Portugal has officially launched Amália, its first national large language AI model, as an open-source platform, making its model, datasets and source code available under an open-source licence for governments, businesses, universities and researchers to reuse, improve and build new AI applications.

Designed specifically for European Portuguese, Amália is part of Portugal’s push to develop sovereign AI capabilities tailored to its language and culture while reducing reliance on foreign AI technologies. Unlike consumer AI assistants such as ChatGPT, the model is intended as public digital infrastructure that organisations can adapt for their own use cases.
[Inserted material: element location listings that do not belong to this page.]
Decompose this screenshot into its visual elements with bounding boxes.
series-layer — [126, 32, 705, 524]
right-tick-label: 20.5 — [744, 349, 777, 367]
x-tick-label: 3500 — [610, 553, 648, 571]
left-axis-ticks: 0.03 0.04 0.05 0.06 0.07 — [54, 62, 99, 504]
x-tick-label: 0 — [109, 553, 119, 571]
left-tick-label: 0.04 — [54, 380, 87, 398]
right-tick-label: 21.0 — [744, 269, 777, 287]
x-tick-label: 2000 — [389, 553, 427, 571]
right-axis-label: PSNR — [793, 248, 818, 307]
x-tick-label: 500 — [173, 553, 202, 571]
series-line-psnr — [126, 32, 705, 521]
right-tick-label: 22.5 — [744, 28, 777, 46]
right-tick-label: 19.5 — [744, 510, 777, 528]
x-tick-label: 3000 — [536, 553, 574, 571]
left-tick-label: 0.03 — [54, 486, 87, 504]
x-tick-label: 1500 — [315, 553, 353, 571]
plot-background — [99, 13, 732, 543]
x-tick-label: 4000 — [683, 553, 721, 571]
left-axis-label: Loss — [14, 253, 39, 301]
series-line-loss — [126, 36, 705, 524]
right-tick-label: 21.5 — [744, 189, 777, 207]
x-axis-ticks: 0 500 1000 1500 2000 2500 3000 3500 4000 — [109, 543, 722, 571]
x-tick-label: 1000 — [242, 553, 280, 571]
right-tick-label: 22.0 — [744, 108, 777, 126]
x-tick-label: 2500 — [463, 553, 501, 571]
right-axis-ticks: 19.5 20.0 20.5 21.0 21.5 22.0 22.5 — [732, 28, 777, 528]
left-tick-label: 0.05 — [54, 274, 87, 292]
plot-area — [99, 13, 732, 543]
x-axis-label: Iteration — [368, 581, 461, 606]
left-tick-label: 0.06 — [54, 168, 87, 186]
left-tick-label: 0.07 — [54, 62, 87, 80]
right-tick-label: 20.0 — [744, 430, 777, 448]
The first deployments will target Portugal’s public sector, including education, defence, healthcare, culture and citizen services. Planned applications include an AI teaching assistant, a virtual guide for Portuguese museums and monuments, a digital citizen services assistant, and decision-support tools for the Portuguese Navy.

The project received €5.5 million in initial funding through Portugal’s Recovery and Resilience Plan (PRR), with major allocations going to NOVA University Lisbon, Instituto Superior Técnico, the Universities of Porto, Minho and Coimbra, and the Foundation for Science and Technology (FCT). It also leverages the Deucalion and MareNostrum 5 supercomputers.

Rather than being developed entirely from scratch, Amália builds on the European EuroLLM-9B foundation model, which researchers expanded with European Portuguese datasets, increased model capacity and context window, enhanced safety and evaluation systems, and added multimodal text and image capabilities.

More than 60 researchers and students from Portuguese universities and research institutions contributed to the project. A test version was completed in September 2025 and presented at the PROPOR conference in Brazil. Funding has already been secured for the project’s next phase through 2027.